Pervasive degeneracy and epistasis in a protein-protein interface

Science  06 Feb 2015:
Vol. 347, Issue 6222, pp. 673-677
DOI: 10.1126/science.1257360

Exploring the limits of protein sequence space

Exploring the variability of individual functional proteins is complicated by the vast number of combinations of possible amino acid sequences. Podgornaia and Laub take on this challenge by analyzing four amino acids critical for the interaction between two signaling proteins in Escherichia coli. They build all the possible 160,000 variants of one of the two proteins and find that over 1650 are functional.
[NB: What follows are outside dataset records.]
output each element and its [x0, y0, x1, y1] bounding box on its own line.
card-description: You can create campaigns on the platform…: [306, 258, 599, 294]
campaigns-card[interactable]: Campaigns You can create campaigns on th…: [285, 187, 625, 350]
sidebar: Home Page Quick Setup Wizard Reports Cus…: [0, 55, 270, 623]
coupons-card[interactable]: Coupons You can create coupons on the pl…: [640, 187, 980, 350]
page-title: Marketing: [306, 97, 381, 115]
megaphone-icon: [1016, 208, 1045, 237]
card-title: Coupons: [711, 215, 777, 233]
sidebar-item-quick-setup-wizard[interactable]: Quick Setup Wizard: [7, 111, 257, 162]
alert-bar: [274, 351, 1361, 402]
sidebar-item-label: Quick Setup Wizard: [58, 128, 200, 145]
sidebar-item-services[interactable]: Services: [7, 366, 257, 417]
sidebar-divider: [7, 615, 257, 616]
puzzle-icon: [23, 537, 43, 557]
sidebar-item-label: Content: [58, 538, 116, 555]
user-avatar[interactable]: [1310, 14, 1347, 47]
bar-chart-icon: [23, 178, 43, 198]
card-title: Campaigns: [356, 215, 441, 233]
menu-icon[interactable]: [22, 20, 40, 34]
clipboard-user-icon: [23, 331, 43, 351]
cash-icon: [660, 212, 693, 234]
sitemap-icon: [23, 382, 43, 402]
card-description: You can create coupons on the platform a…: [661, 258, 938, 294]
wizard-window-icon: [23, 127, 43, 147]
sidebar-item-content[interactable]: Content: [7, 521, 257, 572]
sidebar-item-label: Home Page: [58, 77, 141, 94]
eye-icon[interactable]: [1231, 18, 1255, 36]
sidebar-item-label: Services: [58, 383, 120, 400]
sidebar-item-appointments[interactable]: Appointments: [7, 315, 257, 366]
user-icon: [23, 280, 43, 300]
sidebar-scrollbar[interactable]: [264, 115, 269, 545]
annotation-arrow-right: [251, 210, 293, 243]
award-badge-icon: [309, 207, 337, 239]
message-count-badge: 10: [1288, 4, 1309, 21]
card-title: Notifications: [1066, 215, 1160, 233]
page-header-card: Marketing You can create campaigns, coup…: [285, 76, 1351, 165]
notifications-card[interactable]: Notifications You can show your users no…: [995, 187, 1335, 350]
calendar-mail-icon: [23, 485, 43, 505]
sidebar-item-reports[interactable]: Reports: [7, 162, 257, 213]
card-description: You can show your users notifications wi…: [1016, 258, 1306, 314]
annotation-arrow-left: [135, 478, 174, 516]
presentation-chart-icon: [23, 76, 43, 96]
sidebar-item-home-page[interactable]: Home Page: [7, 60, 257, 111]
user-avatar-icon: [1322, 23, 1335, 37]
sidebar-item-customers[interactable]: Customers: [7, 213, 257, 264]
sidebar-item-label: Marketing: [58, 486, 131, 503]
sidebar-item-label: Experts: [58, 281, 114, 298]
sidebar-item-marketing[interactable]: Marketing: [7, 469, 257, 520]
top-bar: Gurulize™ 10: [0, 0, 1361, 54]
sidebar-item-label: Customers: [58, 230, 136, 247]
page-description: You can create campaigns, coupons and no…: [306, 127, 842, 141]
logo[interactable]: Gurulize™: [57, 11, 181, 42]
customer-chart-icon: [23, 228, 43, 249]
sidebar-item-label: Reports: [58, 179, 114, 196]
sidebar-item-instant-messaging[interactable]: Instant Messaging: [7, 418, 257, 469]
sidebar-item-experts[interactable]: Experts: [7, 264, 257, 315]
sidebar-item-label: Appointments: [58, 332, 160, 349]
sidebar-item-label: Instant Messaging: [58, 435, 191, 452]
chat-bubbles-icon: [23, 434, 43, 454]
Even though there can be very high variability in the composition of the interface between the two proteins, there are nonetheless strong context-dependent constraints for some amino acids, which suggests why many functional variants are not seen in nature.

Mapping protein sequence space is a difficult problem that necessitates the analysis of 20N combinations for sequences of length N. We systematically mapped the sequence space of four key residues in the Escherichia coli protein kinase PhoQ that drive recognition of its substrate PhoP. We generated a library containing all 160,000 variants of PhoQ at these positions and used a two-step selection coupled to next-generation sequencing to identify 1659 functional variants. Our results reveal extensive degeneracy in the PhoQ-PhoP interface and epistasis, with the effect of individual substitutions often highly dependent on context. Together, epistasis and the genetic code create a pattern of connectivity of functional variants in sequence space that likely constrains PhoQ evolution. Consequently, the diversity of PhoQ orthologs is substantially lower than that of functional PhoQ variants.